Of the four "dwarf planets" now recognized in the outer solar system, Pluto, Eris, and Haumea all have at least one moon. The fourth, Makemake, seemed to be the odd dwarf out. Astronomers used the Hubble Space Telescope to search for any companions in 2006 but turned up nothing.
Now, having tried again, they've turned up "something." As announced jointly yesterday by the IAU's Minor Planet Center and Space Telescope Science Institute, images taken a year ago show an object traveling together with Makemake through the Kuiper Belt some 52.4 astronomical units (7.8 billion kilometers) from the Sun. It's magnitude 24.8 — 1,300 times fainter than Makemake itself. And that's about all that Alex Parker (Southwest Research Institute) and his three co-discoverers know for sure about this find, whose official designation is S/2015 (136472) 1 — but which they've nicknamed "MK2."
The problem is that the object shows clearly in images from April 27, 2015, but not in another set recorded just two days later. Parker's team concludes that MK2 is playing "hide and seek" with observers, hiding in the glare of Makemake at some times and popping into view at others. That's likely if we're seeing the moon's orbit nearly edge on and if it's not too distant from Makemake itself. For example, if its orbit is circular and 21,000 km in radius, MK2 should only be observable by HST about half the time; if the radius were 100,000 km, it should be in view 90% of the time. So, statistically, the tighter orbit seems more likely; it would have a period of about 12 days.
But it's all best-guesstimates for now. As the team points out in a write-up submitted to Astrophysical Journal Letters, the Hubble images really don't constrain the orbit well. It might have a semimajor axis anywhere up to 300,000 km (with a period of nearly two years) and an inclination anywhere from 63° to 87° — it could even be going in the opposite direction.
Those uncertainties aside, the moon's discovery appears to solve an observational puzzle that's nagged astronomers for years. "When the Spitzer and Herschel space observatories looked at Makemake, the thermal emission they saw was not consistent with one material," Parker tweeted yesterday. "Instead, it seemed like most of Makemake was very, very bright, but a small part of it must be dark and warmer." But even though this largish dwarf rotates in just 7.8 hours, the "dark stuff" never seemed to go away.
However, if MK2 has a diameter of 175 km (reasonable, since Makemake itself is 1,430 km across), then its surface must be very dark — just 4% reflective — and that would go a long way toward explaining the "dark, warm component" seen in Makemake's spectrum.

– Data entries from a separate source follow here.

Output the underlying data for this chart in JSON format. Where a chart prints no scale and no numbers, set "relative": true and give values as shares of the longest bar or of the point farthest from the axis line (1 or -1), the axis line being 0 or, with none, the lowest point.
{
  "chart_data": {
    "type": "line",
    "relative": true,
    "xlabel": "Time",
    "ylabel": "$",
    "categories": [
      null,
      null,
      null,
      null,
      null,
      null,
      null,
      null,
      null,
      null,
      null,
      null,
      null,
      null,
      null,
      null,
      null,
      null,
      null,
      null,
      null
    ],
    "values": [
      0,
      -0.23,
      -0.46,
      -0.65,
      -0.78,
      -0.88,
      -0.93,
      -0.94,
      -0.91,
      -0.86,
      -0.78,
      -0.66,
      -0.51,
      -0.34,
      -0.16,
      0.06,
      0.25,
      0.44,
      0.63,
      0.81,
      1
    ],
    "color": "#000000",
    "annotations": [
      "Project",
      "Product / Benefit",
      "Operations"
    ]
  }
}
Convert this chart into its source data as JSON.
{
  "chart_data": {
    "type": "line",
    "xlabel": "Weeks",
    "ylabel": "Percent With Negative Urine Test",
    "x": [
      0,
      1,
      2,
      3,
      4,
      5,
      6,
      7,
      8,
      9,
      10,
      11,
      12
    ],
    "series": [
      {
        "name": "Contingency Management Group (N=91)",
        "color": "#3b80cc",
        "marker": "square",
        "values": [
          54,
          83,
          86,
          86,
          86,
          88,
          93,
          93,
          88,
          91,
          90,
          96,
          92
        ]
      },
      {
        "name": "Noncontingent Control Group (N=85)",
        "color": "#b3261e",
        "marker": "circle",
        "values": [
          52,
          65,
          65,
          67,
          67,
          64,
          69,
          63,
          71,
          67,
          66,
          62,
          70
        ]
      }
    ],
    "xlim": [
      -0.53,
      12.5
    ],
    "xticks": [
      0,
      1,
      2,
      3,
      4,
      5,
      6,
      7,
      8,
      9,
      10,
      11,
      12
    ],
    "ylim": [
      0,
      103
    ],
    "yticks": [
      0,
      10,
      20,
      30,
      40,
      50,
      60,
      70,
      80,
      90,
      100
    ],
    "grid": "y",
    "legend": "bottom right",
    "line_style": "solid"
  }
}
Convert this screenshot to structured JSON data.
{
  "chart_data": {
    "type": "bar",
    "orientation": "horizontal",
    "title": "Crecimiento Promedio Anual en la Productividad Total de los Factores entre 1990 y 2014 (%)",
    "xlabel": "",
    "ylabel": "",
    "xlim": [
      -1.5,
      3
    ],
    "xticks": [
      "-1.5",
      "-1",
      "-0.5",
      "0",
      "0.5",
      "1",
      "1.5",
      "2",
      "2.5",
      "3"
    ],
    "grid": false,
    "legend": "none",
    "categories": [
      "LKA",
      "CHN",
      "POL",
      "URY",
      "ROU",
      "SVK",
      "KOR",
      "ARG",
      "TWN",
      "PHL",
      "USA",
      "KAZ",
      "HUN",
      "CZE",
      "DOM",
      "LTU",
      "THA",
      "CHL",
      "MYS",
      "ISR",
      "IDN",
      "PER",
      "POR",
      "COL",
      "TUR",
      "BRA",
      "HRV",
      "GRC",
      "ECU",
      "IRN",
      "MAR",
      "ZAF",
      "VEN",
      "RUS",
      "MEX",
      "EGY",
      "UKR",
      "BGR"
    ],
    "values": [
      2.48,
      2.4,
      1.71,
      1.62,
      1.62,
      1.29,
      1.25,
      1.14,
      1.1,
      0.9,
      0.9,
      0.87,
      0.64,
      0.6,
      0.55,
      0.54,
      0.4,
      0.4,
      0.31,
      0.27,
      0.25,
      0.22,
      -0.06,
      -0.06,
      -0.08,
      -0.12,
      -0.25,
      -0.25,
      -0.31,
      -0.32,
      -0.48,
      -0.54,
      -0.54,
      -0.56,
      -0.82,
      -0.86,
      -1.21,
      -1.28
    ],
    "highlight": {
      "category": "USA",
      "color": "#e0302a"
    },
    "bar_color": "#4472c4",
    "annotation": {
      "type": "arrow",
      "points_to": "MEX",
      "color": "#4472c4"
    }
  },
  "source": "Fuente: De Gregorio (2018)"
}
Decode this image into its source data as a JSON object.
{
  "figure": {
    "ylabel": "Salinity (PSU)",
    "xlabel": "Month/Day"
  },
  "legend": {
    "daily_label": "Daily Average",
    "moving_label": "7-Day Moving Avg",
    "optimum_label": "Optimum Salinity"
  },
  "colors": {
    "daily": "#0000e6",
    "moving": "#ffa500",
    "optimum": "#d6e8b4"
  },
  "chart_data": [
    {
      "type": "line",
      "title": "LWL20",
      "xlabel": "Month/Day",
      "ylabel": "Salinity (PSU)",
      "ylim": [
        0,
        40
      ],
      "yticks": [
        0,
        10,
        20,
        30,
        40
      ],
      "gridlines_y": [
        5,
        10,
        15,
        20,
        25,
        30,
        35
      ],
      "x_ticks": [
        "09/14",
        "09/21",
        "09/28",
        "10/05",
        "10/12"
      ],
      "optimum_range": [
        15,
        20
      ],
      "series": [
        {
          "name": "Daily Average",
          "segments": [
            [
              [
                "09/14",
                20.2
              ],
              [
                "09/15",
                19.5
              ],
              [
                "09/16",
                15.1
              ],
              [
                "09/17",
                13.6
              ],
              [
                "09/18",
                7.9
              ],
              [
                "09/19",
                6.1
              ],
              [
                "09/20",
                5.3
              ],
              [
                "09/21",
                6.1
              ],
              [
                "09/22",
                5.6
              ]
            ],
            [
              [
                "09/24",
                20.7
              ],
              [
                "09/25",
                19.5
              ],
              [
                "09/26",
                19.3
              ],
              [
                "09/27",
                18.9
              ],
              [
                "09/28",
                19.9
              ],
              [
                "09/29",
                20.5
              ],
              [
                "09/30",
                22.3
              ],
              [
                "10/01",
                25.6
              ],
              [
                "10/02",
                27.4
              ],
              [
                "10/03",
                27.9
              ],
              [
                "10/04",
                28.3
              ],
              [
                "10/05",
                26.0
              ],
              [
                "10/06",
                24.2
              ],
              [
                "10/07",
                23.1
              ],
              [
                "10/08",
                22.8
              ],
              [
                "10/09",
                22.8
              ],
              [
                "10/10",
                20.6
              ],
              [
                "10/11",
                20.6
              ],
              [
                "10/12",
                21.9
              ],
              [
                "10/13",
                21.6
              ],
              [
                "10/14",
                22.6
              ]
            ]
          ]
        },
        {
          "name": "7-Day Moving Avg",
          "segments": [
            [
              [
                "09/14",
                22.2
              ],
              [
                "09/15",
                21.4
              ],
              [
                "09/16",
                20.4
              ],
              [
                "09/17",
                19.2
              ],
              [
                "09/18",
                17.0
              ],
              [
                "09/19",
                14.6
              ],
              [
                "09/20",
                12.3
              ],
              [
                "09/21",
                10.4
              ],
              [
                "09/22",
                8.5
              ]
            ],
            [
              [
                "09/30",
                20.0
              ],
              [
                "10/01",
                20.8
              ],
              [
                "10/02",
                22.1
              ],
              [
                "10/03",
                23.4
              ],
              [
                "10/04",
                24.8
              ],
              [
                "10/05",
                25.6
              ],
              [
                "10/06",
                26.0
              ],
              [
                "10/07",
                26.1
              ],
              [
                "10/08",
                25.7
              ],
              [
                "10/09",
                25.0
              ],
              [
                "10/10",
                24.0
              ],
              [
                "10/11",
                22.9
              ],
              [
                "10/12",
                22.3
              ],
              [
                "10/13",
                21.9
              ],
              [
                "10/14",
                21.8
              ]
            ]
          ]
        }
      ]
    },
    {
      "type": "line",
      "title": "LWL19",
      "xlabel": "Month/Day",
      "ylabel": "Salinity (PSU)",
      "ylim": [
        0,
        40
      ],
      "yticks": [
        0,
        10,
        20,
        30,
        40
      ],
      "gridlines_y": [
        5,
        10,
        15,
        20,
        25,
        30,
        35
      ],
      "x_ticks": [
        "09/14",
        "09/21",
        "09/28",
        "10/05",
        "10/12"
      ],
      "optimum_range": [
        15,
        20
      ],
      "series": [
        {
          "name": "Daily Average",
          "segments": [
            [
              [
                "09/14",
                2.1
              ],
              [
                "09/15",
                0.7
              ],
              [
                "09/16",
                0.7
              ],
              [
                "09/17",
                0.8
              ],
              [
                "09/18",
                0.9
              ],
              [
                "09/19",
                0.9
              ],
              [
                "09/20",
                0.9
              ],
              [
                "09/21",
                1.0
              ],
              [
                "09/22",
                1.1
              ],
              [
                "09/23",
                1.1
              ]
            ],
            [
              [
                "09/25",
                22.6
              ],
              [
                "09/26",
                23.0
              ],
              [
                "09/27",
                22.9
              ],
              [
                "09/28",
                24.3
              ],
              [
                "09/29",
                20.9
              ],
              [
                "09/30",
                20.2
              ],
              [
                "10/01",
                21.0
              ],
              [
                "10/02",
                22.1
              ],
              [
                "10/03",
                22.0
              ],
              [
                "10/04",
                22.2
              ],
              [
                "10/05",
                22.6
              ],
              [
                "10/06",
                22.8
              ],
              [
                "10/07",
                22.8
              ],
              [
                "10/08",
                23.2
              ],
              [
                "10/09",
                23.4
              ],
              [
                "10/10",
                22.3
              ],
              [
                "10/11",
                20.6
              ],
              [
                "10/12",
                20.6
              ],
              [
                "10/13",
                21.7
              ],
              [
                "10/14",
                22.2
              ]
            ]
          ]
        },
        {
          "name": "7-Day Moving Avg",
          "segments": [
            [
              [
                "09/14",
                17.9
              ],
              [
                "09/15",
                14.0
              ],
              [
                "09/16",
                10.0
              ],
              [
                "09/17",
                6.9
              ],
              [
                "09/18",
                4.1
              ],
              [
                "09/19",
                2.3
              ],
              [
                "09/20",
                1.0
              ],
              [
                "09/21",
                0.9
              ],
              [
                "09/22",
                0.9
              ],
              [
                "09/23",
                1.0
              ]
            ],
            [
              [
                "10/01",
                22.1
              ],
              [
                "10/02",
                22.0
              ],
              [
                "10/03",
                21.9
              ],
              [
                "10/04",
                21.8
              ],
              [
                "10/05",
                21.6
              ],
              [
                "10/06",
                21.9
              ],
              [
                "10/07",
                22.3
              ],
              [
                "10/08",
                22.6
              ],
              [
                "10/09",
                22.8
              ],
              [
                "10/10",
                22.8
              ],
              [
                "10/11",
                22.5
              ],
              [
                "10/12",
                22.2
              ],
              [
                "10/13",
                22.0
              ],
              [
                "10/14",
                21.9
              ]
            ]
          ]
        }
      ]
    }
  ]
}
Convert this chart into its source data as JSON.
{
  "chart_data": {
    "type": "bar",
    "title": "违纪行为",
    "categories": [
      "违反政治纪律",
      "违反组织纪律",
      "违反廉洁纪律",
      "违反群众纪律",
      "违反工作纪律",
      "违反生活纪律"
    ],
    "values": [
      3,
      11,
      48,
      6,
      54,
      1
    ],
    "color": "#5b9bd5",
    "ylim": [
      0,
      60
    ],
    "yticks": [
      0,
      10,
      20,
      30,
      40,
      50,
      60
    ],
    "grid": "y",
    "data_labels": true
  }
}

As was the case following the discovery of Charon around Pluto, the existence of MK2 has wide-ranging implications both for Makemake and large Kuiper Belt objects in general:
● Once they pin down the orbit, astronomers will quickly deduce the bulk density of Makemake. Right now estimates range from 1.4 g/cm3 (mostly ice) to 3.2 g/cm3 (mostly rock), even though frozen methane dominates its spectrum.
● If MK2 really is dark, how did it get that way? Perhaps it was captured, or perhaps it resulted from a long-ago collision that left it stripped of any volatile material.
● If MK2 really is in an edge-on orbit, then it might soon begin a series of "mutual events" with Makemake, with the two bodies periodically passing in front of and behind one another. When Pluto and Charon did this during the late 1980s, astronomers gleaned important new details about both bodies.
● If the plane of MK2's orbit is perpendicular to Makemake's spin axis, then the entire system must be significantly tipped with respect to the ecliptic. It also means that we're currently viewing Makemake near an equinox in its 309-year-long orbit around the Sun.
● And, finally, it means that all four of the Kuiper Belt's known dwarf planets possess at least one moon. This fact, in itself, might be a big deal. As Parker and his team conclude in their submitted paper, "The apparent ubiquity of trans-Neptunium dwarf-planet satellites further supports the idea that giant collisions are a near-universal fixture in the histories of these distant worlds."
Clearly, now we need another round of Hubble imagery. "No follow-up observations have yet been made or scheduled; we wait to see if the observations will be approved by the time allocation committee in the next few months," Parker says. "Observations could be scheduled as early as this summer, but more likely early next spring."